Eutanásia?

Fui testemunha do sofrimento sem esperança de familiares e amigos, que tinham perfeita consciência da inutilidade da luta e do sacrifício 

A prendi na catequese que a vida é sagrada, não sendo lícito a ninguém dispor dela – nem da sua, nem da do seu semelhante. 

Com a formação das convicções pessoais, fui interiorizando que as pessoas não são descartáveis, mesmo quando já não são autónomas e precisam de acompanhamento permanente. 

Até aqui tudo bem. O valor que dou à vida é tal que tenho bem presente a intensidade com que roguei a Deus que salvasse a minha mãe, que perdi aos 18 anos, e de, aos 41, ter voltado a apelar à intervenção divina para superar uma doença estranha, que teimou em não se deixar decifrar por dez longos meses. 

São vivências que me levariam a defender o primado da vida, quaisquer que fossem as circunstâncias. Infelizmente, a realidade é bem mais complexa.

Não raramente, fui testemunha do sofrimento sem esperança de familiares e amigos, que tinham perfeita consciência da inutilidade da luta e do sacrifício que era continuarem a viver. A muitos, vi implorar que os libertassem da dor e os ajudassem a manter uns restos de dignidade, cada dia mais escassos. Como os compreendi… Em meses, ou anos, partilhei as suas angústias, conscientes de que só poderiam esperar mais sofrimento e humilhação. Aí, fui forçado a render-me: a regra da catequese talvez tivesse exceções.

Lembrei-me então de que, na mesma igreja, me foi ensinado que Deus é infinitamente bom e misericordioso, e que, na sua infinita bondade, não pode querer para os seus filhos um sofrimento sem esperança. 

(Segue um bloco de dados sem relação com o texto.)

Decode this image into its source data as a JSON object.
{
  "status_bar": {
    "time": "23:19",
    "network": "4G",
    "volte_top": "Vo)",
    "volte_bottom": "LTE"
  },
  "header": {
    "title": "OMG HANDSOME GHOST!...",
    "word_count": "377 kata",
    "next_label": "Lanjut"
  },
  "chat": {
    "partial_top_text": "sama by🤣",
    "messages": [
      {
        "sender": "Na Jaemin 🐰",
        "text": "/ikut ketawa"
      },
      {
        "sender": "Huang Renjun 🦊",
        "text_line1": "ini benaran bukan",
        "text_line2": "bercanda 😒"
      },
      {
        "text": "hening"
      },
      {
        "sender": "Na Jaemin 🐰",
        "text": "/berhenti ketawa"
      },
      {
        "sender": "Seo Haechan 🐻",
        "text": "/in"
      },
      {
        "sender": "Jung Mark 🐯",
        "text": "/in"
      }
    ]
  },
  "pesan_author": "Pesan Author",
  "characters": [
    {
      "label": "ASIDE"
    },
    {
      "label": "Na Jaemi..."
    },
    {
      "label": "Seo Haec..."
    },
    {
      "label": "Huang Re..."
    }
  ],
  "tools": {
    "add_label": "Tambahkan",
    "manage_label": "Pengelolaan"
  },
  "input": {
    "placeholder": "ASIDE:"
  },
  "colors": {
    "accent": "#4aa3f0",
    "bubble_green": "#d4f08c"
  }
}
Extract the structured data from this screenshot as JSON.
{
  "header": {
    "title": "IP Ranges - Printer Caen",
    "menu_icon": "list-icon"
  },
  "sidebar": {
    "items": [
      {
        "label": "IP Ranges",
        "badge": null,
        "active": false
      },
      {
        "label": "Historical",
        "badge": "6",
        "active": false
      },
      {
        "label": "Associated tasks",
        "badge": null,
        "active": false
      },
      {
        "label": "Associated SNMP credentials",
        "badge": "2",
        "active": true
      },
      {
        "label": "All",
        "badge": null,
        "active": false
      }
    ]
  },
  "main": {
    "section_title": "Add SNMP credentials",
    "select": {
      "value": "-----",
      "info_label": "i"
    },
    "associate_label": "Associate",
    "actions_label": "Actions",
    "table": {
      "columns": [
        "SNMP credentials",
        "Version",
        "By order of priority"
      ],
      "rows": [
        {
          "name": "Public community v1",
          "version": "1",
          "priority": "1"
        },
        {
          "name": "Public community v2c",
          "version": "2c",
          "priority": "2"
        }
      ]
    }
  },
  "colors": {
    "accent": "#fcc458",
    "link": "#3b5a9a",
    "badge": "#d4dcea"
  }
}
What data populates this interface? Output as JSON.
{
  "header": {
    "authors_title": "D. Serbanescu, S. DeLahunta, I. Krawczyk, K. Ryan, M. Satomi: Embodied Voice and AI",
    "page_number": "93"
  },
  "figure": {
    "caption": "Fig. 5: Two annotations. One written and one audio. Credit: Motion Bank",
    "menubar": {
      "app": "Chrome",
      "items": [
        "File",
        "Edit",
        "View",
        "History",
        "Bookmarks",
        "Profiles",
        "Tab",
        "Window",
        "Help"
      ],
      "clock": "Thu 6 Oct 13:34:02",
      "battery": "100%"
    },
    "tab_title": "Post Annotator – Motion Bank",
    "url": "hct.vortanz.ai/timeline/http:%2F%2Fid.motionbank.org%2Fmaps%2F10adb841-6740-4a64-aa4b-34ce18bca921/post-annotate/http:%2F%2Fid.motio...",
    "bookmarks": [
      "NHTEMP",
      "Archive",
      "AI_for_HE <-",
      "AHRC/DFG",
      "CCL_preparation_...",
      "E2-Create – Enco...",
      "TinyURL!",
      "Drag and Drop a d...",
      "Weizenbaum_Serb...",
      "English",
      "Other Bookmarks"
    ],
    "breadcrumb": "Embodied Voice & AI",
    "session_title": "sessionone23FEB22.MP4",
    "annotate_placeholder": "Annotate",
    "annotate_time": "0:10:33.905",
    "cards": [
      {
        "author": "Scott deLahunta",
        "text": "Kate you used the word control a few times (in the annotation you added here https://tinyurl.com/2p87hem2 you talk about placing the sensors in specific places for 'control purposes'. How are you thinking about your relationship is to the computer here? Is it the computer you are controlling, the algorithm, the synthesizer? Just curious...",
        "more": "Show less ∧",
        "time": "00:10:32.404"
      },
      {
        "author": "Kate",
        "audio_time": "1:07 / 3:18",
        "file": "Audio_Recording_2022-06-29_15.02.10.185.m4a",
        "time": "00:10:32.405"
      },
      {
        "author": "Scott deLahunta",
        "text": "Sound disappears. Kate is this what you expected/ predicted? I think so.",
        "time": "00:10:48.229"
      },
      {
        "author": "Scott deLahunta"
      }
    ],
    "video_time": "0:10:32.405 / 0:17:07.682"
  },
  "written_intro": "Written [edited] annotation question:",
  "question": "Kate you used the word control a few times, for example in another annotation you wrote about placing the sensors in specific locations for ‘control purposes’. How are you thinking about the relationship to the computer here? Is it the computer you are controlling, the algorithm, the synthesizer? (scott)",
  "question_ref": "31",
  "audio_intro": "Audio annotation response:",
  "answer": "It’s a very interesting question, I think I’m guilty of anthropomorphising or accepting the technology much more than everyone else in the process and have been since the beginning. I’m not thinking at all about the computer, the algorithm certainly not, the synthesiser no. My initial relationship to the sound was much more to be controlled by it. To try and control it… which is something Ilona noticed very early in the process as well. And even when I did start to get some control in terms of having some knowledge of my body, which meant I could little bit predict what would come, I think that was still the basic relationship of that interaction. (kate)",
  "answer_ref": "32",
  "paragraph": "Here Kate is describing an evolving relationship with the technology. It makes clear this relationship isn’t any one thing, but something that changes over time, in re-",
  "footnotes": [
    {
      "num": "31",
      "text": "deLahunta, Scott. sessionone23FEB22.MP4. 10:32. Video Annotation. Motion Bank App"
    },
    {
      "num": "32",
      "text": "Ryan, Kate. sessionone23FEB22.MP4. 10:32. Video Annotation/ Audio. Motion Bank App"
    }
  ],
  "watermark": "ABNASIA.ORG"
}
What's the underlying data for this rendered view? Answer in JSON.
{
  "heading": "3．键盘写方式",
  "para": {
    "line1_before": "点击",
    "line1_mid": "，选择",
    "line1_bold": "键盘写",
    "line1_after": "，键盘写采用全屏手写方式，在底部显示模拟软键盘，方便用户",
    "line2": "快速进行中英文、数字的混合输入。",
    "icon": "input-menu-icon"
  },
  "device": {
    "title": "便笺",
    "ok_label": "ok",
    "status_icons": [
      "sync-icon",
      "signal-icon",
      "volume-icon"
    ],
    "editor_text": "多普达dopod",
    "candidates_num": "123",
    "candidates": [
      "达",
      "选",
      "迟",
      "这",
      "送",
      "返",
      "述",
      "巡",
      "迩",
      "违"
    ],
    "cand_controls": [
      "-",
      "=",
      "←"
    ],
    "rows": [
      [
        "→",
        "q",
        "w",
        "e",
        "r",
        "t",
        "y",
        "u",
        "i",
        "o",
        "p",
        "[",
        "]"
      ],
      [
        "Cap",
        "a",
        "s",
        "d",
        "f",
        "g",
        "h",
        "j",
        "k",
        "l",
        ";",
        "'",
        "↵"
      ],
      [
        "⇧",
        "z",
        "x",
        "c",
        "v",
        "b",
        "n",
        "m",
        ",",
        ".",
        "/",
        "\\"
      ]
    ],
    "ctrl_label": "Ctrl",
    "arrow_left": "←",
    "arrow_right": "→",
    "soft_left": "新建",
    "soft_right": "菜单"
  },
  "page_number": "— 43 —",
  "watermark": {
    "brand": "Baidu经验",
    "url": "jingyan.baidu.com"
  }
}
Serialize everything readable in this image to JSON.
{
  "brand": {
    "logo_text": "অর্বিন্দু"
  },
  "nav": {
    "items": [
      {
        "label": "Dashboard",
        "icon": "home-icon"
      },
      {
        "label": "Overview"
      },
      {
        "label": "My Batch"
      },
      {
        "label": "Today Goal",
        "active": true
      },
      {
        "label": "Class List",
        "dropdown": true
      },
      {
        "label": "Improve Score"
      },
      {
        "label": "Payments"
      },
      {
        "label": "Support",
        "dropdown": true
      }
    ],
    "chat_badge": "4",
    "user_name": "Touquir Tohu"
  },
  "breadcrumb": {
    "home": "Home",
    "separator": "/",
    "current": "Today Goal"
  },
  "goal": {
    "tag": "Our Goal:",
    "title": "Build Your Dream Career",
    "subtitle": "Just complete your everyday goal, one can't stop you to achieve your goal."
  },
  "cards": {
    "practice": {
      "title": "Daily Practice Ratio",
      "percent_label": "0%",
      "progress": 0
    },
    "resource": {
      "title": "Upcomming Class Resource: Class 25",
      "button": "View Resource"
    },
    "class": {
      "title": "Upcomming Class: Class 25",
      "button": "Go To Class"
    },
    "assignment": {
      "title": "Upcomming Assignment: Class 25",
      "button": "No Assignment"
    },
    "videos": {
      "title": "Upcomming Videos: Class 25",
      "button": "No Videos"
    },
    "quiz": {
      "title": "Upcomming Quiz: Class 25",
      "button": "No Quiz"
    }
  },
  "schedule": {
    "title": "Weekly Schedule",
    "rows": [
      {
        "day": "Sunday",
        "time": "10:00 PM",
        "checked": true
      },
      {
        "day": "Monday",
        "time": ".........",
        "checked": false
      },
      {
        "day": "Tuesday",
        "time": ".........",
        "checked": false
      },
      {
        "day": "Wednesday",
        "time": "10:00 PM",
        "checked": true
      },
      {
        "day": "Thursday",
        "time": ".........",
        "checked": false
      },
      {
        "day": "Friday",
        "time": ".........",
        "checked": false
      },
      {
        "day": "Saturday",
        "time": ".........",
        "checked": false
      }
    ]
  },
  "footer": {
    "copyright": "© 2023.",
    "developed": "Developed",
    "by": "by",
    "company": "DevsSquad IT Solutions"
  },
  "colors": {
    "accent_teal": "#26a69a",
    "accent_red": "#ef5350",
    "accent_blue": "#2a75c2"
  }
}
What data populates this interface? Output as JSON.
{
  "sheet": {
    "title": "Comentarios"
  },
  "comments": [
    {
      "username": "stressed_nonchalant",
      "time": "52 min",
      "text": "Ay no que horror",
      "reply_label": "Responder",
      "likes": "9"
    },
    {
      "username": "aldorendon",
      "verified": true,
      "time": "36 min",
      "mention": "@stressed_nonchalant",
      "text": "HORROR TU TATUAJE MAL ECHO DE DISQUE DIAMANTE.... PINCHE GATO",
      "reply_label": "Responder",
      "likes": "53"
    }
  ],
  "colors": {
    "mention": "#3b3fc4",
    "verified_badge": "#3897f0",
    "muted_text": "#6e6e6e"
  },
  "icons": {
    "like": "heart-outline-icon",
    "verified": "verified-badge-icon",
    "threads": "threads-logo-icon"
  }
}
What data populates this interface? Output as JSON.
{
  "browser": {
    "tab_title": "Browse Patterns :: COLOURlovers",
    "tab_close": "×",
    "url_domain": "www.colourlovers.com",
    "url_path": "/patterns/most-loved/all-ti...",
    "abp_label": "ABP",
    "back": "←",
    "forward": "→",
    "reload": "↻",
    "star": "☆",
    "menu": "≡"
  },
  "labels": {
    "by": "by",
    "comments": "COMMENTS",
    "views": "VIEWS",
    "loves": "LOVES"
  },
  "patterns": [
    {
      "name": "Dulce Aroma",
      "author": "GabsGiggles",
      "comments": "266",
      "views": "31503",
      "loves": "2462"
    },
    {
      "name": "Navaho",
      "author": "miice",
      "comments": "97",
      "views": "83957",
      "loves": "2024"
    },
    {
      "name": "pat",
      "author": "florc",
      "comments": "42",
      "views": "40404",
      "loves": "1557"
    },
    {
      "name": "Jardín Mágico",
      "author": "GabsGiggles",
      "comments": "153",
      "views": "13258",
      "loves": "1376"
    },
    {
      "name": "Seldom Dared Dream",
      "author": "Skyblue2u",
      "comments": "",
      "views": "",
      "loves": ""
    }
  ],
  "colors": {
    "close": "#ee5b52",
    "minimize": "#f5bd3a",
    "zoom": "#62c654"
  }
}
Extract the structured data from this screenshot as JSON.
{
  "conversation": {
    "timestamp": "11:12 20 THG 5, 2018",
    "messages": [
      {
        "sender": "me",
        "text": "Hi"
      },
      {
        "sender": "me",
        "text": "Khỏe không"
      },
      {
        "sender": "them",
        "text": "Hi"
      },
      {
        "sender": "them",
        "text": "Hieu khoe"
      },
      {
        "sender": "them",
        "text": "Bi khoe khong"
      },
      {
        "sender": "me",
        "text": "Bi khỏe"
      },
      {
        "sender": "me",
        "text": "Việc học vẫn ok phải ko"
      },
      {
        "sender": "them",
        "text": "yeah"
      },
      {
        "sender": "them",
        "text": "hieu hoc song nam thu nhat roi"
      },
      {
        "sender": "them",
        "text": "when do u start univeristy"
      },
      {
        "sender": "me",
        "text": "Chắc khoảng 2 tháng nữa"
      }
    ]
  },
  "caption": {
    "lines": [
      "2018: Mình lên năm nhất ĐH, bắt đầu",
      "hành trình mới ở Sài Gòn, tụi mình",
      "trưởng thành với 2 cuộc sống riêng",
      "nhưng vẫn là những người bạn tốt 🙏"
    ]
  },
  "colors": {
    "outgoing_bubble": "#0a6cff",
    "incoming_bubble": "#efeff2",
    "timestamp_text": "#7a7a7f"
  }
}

Diz-me a razão, ou apenas a intuição, que o bom Deus do Novo Testamento reservará a punição pelos pecados terrenos para depois do Juízo Final; e aceitará que é uma bênção – também divina, porque Ele próprio a impulsionou -, o facto de os avanços da civilização e da ciência já permitirem aliviar o sofrimento, com cuidados paliativos que mitigam a dor e possibilitam a preservação da vida. Dou graças a Deus por viver numa época em que posso beneficiar deste enorme progresso. Mas será este o caminho que tudo resolve? 

Em idade em que já não tem sentido aspirar a que as descobertas da medicina apressem a solução para males sem cura, porquê a opção única? Por que não a alternativa de pôr fim à dor, em vez de apenas a minorar? Por que não a possibilidade de recurso a um serviço, devidamente credenciado, que faça, com dignidade e respeito pela pessoa, o que ela já não pode fazer por si? 

A vontade e o comprovado estado de lucidez do próprio, e a ausência de objeções de consciência por parte de quem aceite atender ao pedido, não serão condições suficientes? A fé na bondade divida diz-me que os caminhos do Céu não serão cortados, nem aos que peçam, nem aos que atendam os pedidos. 

Amo a vida, e bem desejaria viver outro tanto, mas estou pronto a fazer tudo o que esteja ao meu alcance para ajudar à aprovação de leis que permitam a escolha. Com a discussão séria do assunto, com as melhorias que médicos, filósofos, teólogos e comités de ética possam acrescentar às propostas dos partidos, mas que aprovem o que entendo ser um avanço civilizacional. Será uma opção, nunca uma imposição.